Serum samples were collected from 43 boys with CPP and 48 age-matched prepubertal controls. Participants were further divided into overweight/obese and normal-weight subgroups based on body mass index (BMI). Levels of phoenixin-14 (PNX-14) and phoenixin-20 (PNX-20) were measured using enzyme-linked immunosorbent assay (ELISA). Correlations with luteinizing hormone (LH), testosterone, and BMI were analyzed. Multiple linear regression identified independent influencing factors, and receiver operating characteristic (ROC) analysis assessed the diagnostic performance of PNX. Twelve CPP boys were followed for 6 months after gonadotropin-releasing hormone analog (GnRHa) treatment.

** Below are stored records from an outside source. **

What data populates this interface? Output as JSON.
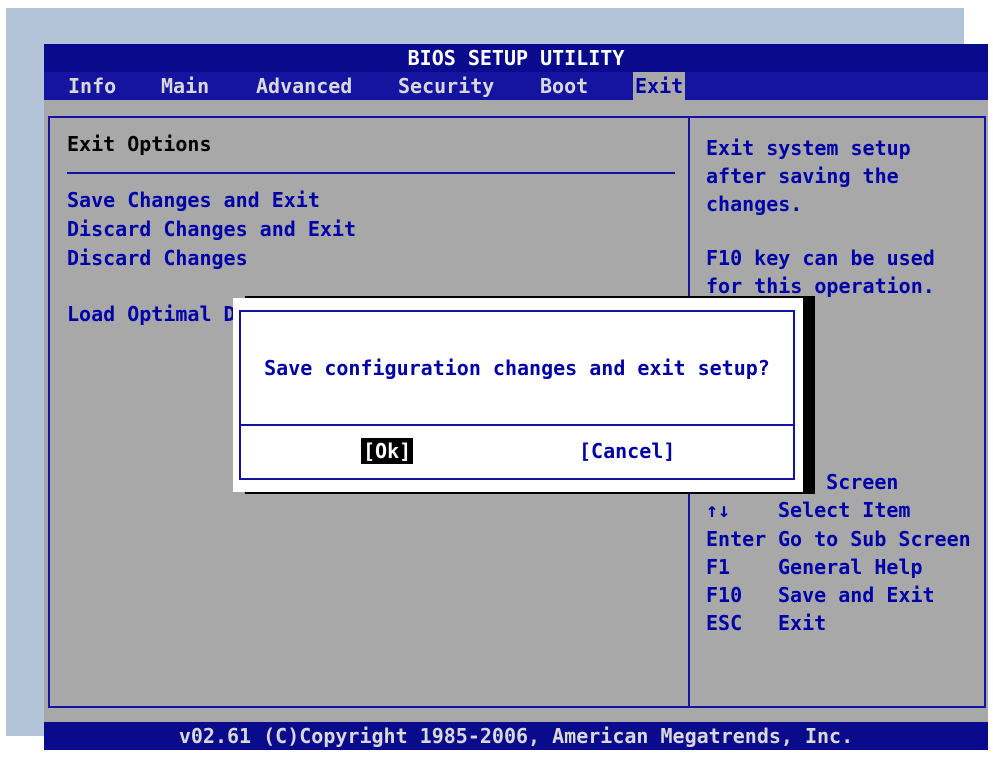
{
  "title": "BIOS SETUP UTILITY",
  "menu": [
    {
      "label": "Info",
      "active": false
    },
    {
      "label": "Main",
      "active": false
    },
    {
      "label": "Advanced",
      "active": false
    },
    {
      "label": "Security",
      "active": false
    },
    {
      "label": "Boot",
      "active": false
    },
    {
      "label": "Exit",
      "active": true
    }
  ],
  "main": {
    "section_title": "Exit Options",
    "options": [
      "Save Changes and Exit",
      "Discard Changes and Exit",
      "Discard Changes",
      "Load Optimal D"
    ]
  },
  "help": {
    "lines": [
      "Exit system setup",
      "after saving the",
      "changes.",
      "F10 key can be used",
      "for this operation."
    ],
    "keys": [
      {
        "key": "",
        "desc": "ect Screen"
      },
      {
        "key": "↑↓",
        "desc": "Select Item"
      },
      {
        "key": "Enter",
        "desc": "Go to Sub Screen"
      },
      {
        "key": "F1",
        "desc": "General Help"
      },
      {
        "key": "F10",
        "desc": "Save and Exit"
      },
      {
        "key": "ESC",
        "desc": "Exit"
      }
    ]
  },
  "dialog": {
    "message": "Save configuration changes and exit setup?",
    "ok_label": "[Ok]",
    "cancel_label": "[Cancel]"
  },
  "footer": "v02.61 (C)Copyright 1985-2006, American Megatrends, Inc.",
  "colors": {
    "title_bg": "#0a0a8c",
    "panel_bg": "#a8a8a8",
    "text_blue": "#0000a8",
    "dialog_bg": "#ffffff"
  }
}
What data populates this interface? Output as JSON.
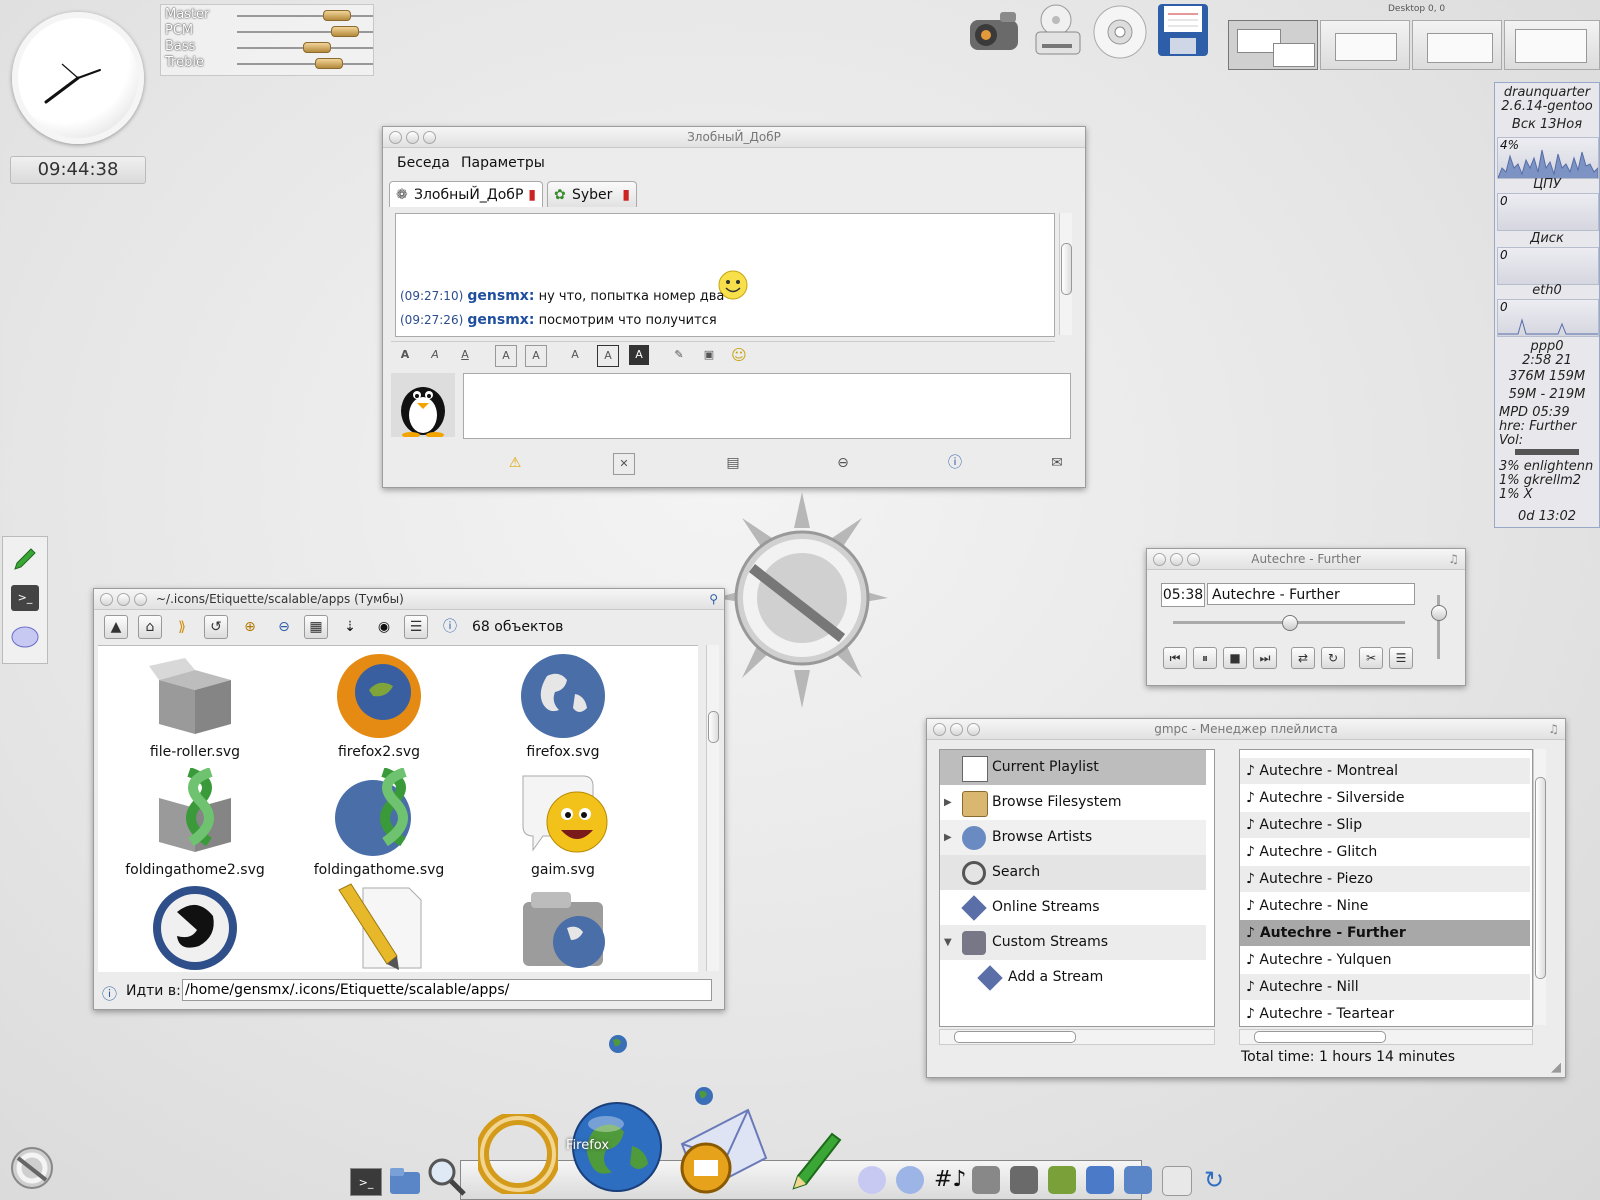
{
  "clock": {
    "time": "09:44:38"
  },
  "mixer": {
    "channels": [
      {
        "label": "Master",
        "level": 0.7
      },
      {
        "label": "PCM",
        "level": 0.76
      },
      {
        "label": "Bass",
        "level": 0.55
      },
      {
        "label": "Treble",
        "level": 0.62
      }
    ]
  },
  "pager": {
    "label": "Desktop 0, 0"
  },
  "gkrellm": {
    "host": "draunquarter",
    "kernel": "2.6.14-gentoo",
    "date": "Вск 13Ноя",
    "cpu_pct": "4%",
    "cpu_label": "ЦПУ",
    "disk_val": "0",
    "disk_label": "Диск",
    "eth_val": "0",
    "eth_label": "eth0",
    "ppp_val": "0",
    "ppp_label": "ppp0",
    "ppp_time": "2:58 21",
    "mem1": "376M  159M",
    "mem2": "59M - 219M",
    "mpd": "MPD 05:39",
    "mpd_song": "hre: Further",
    "vol": "Vol:",
    "proc1": "3% enlightenn",
    "proc2": "1% gkrellm2",
    "proc3": "1% X",
    "uptime": "0d 13:02"
  },
  "chat": {
    "title": "ЗлобныЙ_ДобР",
    "menu": [
      "Беседа",
      "Параметры"
    ],
    "tabs": [
      "ЗлобныЙ_ДобР",
      "Syber"
    ],
    "messages": [
      {
        "time": "(09:27:10)",
        "nick": "gensmx:",
        "text": "ну что, попытка номер два"
      },
      {
        "time": "(09:27:26)",
        "nick": "gensmx:",
        "text": "посмотрим что получится"
      }
    ],
    "format_buttons": [
      "A",
      "A",
      "A",
      "A",
      "A",
      "A",
      "A",
      "A"
    ]
  },
  "filemanager": {
    "title": "~/.icons/Etiquette/scalable/apps (Тумбы)",
    "count": "68 объектов",
    "goto_label": "Идти в:",
    "path": "/home/gensmx/.icons/Etiquette/scalable/apps/",
    "items": [
      "file-roller.svg",
      "firefox2.svg",
      "firefox.svg",
      "foldingathome2.svg",
      "foldingathome.svg",
      "gaim.svg",
      "",
      "",
      ""
    ]
  },
  "player": {
    "title": "Autechre - Further",
    "time": "05:38",
    "track": "Autechre - Further",
    "progress": 0.5
  },
  "gmpc": {
    "title": "gmpc - Менеджер плейлиста",
    "nav": [
      "Current Playlist",
      "Browse Filesystem",
      "Browse Artists",
      "Search",
      "Online Streams",
      "Custom Streams",
      "Add a Stream"
    ],
    "songs": [
      "Autechre - Montreal",
      "Autechre - Silverside",
      "Autechre - Slip",
      "Autechre - Glitch",
      "Autechre - Piezo",
      "Autechre - Nine",
      "Autechre - Further",
      "Autechre - Yulquen",
      "Autechre - Nill",
      "Autechre - Teartear"
    ],
    "current_song_index": 6,
    "total": "Total time: 1 hours 14 minutes"
  },
  "dock": {
    "firefox_label": "Firefox"
  },
  "colors": {
    "accent": "#1f4fa0",
    "selected_row": "#a8a8a8"
  }
}
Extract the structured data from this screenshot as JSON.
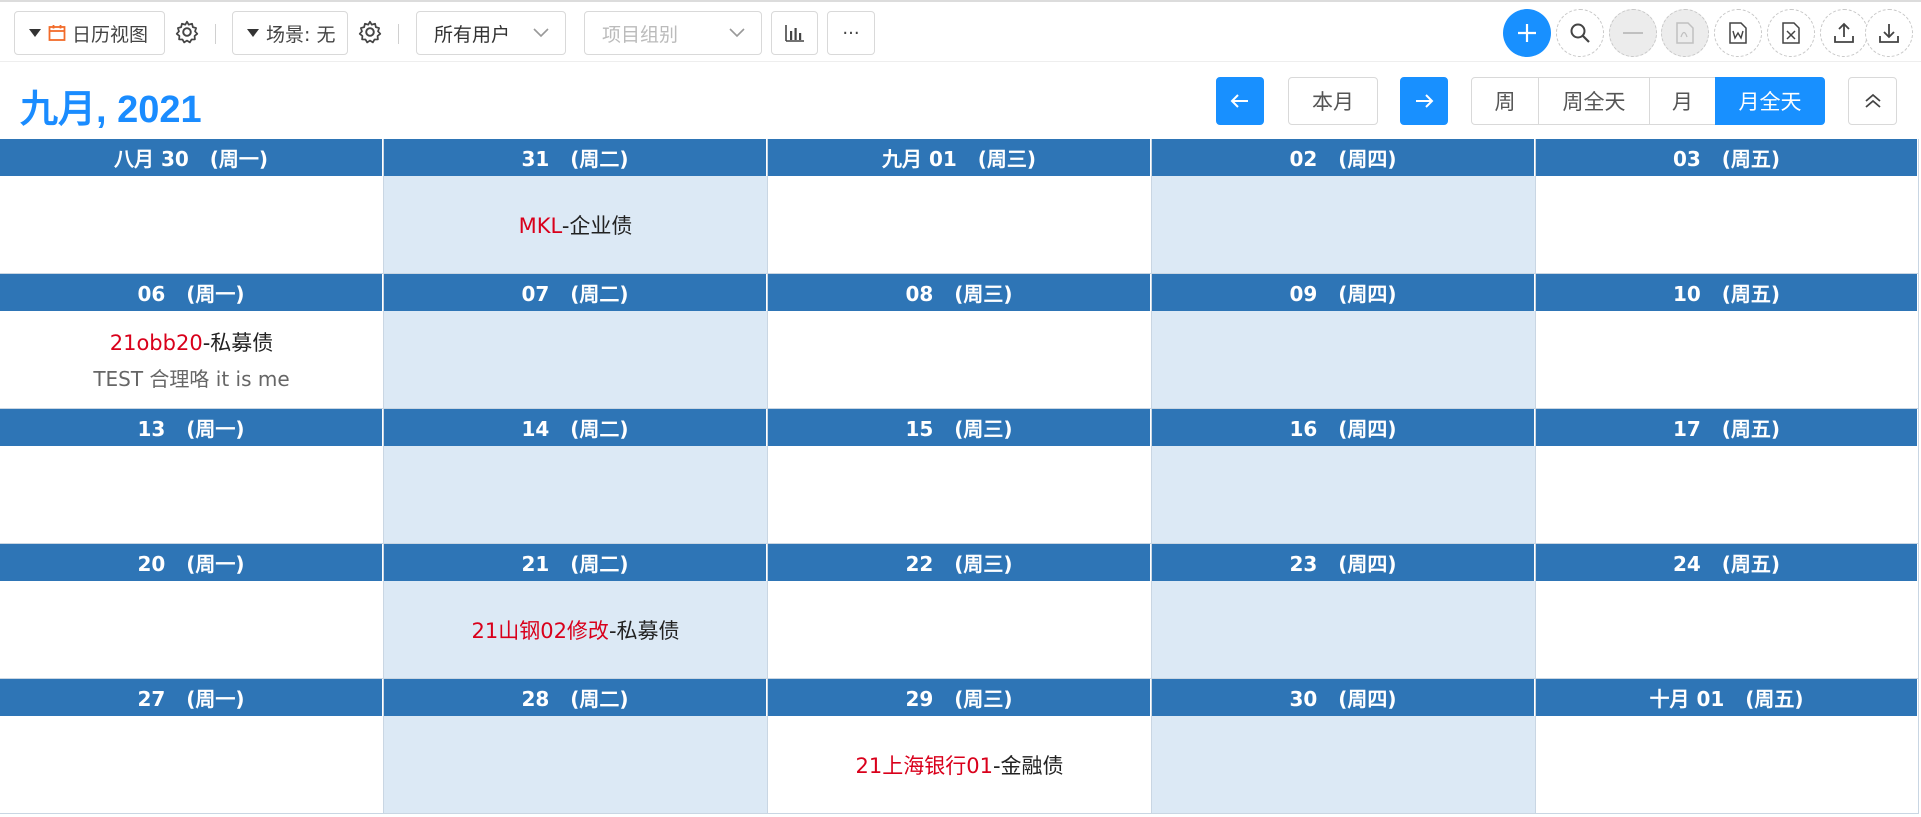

PNX-20 and PNX-14 levels were significantly higher in the CPP group than in controls (P = 0.001). Among subgroups, the overweight/obese CPP group exhibited the highest levels. Both PNX forms were positively correlated with baseline LH, testosterone, and BMI; PNX-14 was most strongly associated with LH, and PNX-20 with BMI. ROC analysis showed moderate diagnostic value for PNX-14 (AUC: 0.710) and PNX-20 (AUC: 0.696), with a combined AUC of 0.718. Following treatment, levels of PNX-20, LH, follicle-stimulating hormone (FSH), and testosterone significantly declined, while PNX-14 remained unchanged.
PNX is associated with pubertal progression and BMI in boys with CPP. While not suitable as a standalone diagnostic marker, PNX - especially PNX-20 - may serve as a useful adjunct for diagnosis and treatment monitoring.
本研究调查中枢性性早熟(CPP)男孩血清中腓肽(PNX)水平的变化,旨在评估其在诊断和治疗方面的相关性,并确定影响其表达的因素。
收集43例CPP男孩和48例年龄匹配的青春期前对照者的血清样本。根据体重指数(BMI)将参与者进一步分为超重/肥胖和正常体重亚组。采用酶联免疫吸附测定(ELISA)法检测腓肽-14(PNX-14)和腓肽-20(PNX-20)水平。分析其与黄体生成素(LH)、睾酮和BMI的相关性。多元线性回归确定独立影响因素,受试者工作特征(ROC)分析评估PNX的诊断性能。12例CPP男孩在接受促性腺激素释放激素类似物(GnRHa)治疗后随访6个月。
CPP组的PNX-20和PNX-14水平显著高于对照组(P = 0.001)。在亚组中,超重/肥胖的CPP组水平最高。两种PNX形式均与基线LH、睾酮和BMI呈正相关;PNX-14与LH相关性最强,PNX-20与BMI相关性最强。ROC分析显示PNX-14(曲线下面积:0.710)和PNX-20(曲线下面积:0.696)具有中等诊断价值,联合曲线下面积为0.718。治疗后,PNX-20、LH、卵泡刺激素(FSH)和睾酮水平显著下降,而PNX-14保持不变。
PNX与CPP男孩的青春期进展和BMI相关。虽然PNX不适合作为独立的诊断标志物,但PNX尤其是PNX-20可能作为诊断和治疗监测的有用辅助指标。